Member of the West Virginia Senate from the 9th district
- In office January 23, 2018 – December 1, 2018
- Preceded by: Jeff Mullins
- Succeeded by: Rollan Roberts

Member of the West Virginia House of Delegates from the 31st district
- In office January 12, 2013 – January 23, 2018

Personal details
- Born: May 29, 1961 (age 65) South Charleston, West Virginia, U.S.
- Party: Republican
- Education: Marshall University (A.A.) West Virginia State University (B.S.)
- Profession: Medical office manager

= Lynne Arvon =

American politician (born 1961)

Karen Lynne Arvon (born May 29, 1961 in South Charleston, West Virginia) is an American politician and was a Republican member of the West Virginia Senate representing the 9th district.

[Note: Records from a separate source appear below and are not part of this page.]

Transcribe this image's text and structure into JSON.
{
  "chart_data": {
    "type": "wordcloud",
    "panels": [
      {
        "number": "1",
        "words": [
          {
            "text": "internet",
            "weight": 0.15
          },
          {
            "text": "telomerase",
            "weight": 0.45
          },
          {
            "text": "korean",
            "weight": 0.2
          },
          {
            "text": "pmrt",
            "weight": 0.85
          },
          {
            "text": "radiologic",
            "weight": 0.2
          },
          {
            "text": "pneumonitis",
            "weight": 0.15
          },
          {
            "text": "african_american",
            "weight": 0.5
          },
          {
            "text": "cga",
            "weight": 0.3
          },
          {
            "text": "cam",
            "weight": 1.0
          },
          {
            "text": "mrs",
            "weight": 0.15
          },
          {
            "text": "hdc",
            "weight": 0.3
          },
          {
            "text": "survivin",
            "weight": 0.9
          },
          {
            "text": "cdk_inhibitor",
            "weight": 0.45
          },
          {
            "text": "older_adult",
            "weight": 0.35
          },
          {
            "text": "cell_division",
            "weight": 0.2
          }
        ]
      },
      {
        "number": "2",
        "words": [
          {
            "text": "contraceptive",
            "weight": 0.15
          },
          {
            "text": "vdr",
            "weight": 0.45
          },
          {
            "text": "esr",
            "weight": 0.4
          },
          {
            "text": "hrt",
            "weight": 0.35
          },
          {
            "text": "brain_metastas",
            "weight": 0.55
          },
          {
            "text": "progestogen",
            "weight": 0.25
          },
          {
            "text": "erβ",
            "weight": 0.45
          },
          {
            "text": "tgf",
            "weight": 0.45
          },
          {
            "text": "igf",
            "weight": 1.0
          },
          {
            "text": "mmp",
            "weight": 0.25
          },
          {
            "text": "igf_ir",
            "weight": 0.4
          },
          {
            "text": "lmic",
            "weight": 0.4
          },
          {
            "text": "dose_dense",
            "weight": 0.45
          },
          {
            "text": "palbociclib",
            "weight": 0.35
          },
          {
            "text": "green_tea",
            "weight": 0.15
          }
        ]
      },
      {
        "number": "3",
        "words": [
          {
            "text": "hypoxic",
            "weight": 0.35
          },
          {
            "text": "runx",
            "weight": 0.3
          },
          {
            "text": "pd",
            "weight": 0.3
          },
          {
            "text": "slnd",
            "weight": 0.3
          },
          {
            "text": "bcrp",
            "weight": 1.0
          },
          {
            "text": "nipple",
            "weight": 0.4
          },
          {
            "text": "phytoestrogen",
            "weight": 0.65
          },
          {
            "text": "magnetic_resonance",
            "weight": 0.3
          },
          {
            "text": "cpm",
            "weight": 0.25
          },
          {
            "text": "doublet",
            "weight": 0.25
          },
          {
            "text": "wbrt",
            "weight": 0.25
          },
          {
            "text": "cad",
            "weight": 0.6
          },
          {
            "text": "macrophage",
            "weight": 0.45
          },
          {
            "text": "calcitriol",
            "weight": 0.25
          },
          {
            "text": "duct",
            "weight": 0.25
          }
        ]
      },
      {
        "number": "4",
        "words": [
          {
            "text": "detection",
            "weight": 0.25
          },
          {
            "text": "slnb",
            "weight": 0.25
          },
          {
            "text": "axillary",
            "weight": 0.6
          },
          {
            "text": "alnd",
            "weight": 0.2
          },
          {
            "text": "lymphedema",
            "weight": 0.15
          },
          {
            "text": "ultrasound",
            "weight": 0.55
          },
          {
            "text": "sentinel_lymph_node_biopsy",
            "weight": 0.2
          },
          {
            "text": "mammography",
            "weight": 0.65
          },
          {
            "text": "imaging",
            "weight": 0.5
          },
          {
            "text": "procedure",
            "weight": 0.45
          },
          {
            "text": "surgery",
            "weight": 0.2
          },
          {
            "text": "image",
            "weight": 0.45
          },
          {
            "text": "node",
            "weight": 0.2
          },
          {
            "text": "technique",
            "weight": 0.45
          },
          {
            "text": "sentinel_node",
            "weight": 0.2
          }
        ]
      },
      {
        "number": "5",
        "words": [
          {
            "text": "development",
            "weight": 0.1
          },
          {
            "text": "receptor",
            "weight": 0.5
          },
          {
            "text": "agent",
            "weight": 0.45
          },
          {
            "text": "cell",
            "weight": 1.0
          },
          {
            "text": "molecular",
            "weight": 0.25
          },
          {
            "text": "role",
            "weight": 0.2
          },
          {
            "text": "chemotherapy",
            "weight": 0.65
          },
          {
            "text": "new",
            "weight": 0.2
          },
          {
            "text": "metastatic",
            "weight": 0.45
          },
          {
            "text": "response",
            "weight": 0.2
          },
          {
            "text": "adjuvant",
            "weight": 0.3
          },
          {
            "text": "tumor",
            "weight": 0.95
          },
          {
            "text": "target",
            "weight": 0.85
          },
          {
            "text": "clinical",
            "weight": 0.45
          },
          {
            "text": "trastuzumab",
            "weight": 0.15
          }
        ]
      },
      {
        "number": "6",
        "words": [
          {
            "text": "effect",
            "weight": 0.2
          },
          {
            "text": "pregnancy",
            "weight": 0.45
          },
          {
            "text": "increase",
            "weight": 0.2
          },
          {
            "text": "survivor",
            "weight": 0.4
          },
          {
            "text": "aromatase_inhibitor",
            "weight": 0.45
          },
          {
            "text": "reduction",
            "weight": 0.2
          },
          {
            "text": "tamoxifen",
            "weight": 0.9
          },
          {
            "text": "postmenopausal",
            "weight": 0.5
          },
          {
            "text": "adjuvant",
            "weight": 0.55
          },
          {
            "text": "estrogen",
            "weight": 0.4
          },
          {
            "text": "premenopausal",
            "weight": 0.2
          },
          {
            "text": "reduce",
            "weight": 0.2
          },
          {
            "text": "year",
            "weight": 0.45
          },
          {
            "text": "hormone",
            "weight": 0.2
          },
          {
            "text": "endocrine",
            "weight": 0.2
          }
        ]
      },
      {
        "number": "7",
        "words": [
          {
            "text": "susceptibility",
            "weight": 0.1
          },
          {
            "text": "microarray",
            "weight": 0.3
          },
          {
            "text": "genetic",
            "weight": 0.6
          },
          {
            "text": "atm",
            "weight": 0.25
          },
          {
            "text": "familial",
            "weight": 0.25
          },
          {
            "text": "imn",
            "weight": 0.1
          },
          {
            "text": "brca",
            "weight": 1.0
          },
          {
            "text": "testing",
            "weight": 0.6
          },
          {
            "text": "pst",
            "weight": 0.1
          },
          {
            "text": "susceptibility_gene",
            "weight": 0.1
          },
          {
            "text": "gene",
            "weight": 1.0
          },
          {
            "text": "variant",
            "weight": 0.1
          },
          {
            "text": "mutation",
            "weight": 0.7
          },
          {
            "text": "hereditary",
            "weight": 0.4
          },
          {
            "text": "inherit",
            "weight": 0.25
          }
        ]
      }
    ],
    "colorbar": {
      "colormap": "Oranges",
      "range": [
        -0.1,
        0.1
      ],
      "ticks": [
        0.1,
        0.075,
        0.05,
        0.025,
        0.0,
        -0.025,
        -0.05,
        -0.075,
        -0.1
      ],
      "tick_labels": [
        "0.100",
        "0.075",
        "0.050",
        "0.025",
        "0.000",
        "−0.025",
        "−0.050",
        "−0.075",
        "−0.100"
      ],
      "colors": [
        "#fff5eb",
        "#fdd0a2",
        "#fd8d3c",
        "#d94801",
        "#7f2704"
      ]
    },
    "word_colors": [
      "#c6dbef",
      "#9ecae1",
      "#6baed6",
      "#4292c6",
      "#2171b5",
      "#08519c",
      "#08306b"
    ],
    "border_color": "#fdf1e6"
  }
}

Prior to this, Arvon represented the 31st district in the West Virginia House of Delegates since January 12, 2013.

==Education==
Arvon earned her associate degree from Marshall University and her BS in business administration from West Virginia State University.

==Private career==
Arvon is the office manager for MyCare Inc., her husband's direct primary care facility.

==Political career==
With district 31 incumbent Democratic Representative Meshea Poore running in district 37 due to redistricting, Arvon was unopposed for the May 8, 2012 Republican primary, winning with 715 votes, and won the November 6, 2012 general election with 3,191 votes (51.2%) against Democratic nominee Clyde McKnight.

Arvon was appointed by Gov. Jim Justice to the district 9 Senate seat in January, 2018. The seat had previously been held by Jeff Mullins, who resigned on January 12, 2018, citing business and family obligations.

==Personal life==
Avron is married to Matthew Arvon, with whom she has three children.